In curriculum analysis terms, the purpose of the curriculum is becoming clearer. The Government see the purpose of the curriculum still in terms of the need to produce an effective and trained workforce for the economic good of the country. More importantly, it now has a way of holding school and teachers more accountable using outcomes from the curriculum, measured by new tests at age 7, 11 and 14.
Politicians were exerting more centralised control over schools and teachers. The change of focus in the end of Key Stage tests, by Kenneth Clarke, is one example of overt political influence. The move from internal teacher assessment of children’s progress with tasks designed to enable teachers to understand how well (or not) children were progressing in their understanding, to measures of performance of teachers and schools, via pen and paper national tests taken by children at key ages reveals that accountability, an emergent theme, was a dominant purpose of the curriculum.

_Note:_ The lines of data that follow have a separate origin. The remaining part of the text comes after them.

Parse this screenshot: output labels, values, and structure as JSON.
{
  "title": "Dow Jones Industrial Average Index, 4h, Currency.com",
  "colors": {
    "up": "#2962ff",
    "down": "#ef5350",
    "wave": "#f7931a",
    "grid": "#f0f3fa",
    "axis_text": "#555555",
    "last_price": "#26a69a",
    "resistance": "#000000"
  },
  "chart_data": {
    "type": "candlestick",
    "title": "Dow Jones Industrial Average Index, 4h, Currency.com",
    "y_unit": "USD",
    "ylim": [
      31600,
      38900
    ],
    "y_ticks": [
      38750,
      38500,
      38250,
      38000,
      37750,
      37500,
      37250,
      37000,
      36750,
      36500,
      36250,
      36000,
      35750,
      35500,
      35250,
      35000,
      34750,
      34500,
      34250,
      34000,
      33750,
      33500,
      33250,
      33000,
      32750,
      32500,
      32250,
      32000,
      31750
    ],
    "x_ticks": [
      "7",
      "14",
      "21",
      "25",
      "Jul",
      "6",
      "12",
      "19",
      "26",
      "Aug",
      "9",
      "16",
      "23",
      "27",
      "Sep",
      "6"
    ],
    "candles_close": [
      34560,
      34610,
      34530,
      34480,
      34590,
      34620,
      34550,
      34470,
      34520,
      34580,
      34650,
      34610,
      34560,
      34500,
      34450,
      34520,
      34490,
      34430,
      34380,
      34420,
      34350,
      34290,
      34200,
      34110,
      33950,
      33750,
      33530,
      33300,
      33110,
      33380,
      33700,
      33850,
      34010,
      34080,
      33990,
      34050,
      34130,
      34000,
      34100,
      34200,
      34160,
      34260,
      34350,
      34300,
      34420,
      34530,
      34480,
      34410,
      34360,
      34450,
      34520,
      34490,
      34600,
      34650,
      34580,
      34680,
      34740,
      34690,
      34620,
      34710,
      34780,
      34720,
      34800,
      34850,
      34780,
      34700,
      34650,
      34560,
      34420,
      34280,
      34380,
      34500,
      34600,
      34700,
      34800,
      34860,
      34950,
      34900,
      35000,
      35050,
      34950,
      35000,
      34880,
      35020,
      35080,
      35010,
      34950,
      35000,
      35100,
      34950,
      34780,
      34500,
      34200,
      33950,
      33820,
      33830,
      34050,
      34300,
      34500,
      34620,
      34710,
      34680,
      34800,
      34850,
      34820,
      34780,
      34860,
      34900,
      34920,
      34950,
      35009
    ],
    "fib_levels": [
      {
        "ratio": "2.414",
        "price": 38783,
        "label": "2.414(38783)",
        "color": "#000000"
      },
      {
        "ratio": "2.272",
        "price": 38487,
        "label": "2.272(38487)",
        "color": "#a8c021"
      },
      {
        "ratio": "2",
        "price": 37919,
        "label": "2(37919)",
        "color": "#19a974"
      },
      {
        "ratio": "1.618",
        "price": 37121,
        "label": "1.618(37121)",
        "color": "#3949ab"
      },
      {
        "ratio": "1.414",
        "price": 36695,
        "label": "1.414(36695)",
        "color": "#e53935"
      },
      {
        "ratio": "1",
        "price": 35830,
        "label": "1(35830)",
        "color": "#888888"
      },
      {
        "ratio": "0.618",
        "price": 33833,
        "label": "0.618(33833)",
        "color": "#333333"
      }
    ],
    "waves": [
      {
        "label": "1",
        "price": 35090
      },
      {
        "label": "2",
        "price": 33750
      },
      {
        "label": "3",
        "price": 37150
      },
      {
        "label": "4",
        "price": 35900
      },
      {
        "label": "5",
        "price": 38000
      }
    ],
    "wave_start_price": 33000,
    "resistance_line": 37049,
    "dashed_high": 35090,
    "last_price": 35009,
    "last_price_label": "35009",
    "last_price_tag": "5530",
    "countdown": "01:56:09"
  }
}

Period Three – In this phase the curriculum content is reduced with the view of returning more ‘content control’ to teachers. In Curriculum analysis terms, this represents yet another change in the organisation of the curriculum. There is also a change in educational influence with control of some content being returned to teachers from what was content determined by unknown educationists.
The concept of the three sciences recedes again, so the political influence that specified a traditional ‘three sciences’ approach was lessened and educational influence over how science content is presented is returned to teachers.
The curriculum, in terms of its breadth of coverage, while not quite concept or topic based, is more ‘clustered’ with related ideas brought together, e.g. Environment, Earth and universe in the 2004 version; energy, electricity and forces in the 2007 curriculum. The NoS is still present in the form of HSW, but its importance, with respect to those teachers who had to enact the curriculum, was still not comparable to the transmission of knowledge of scientific concepts and skills in experimental science.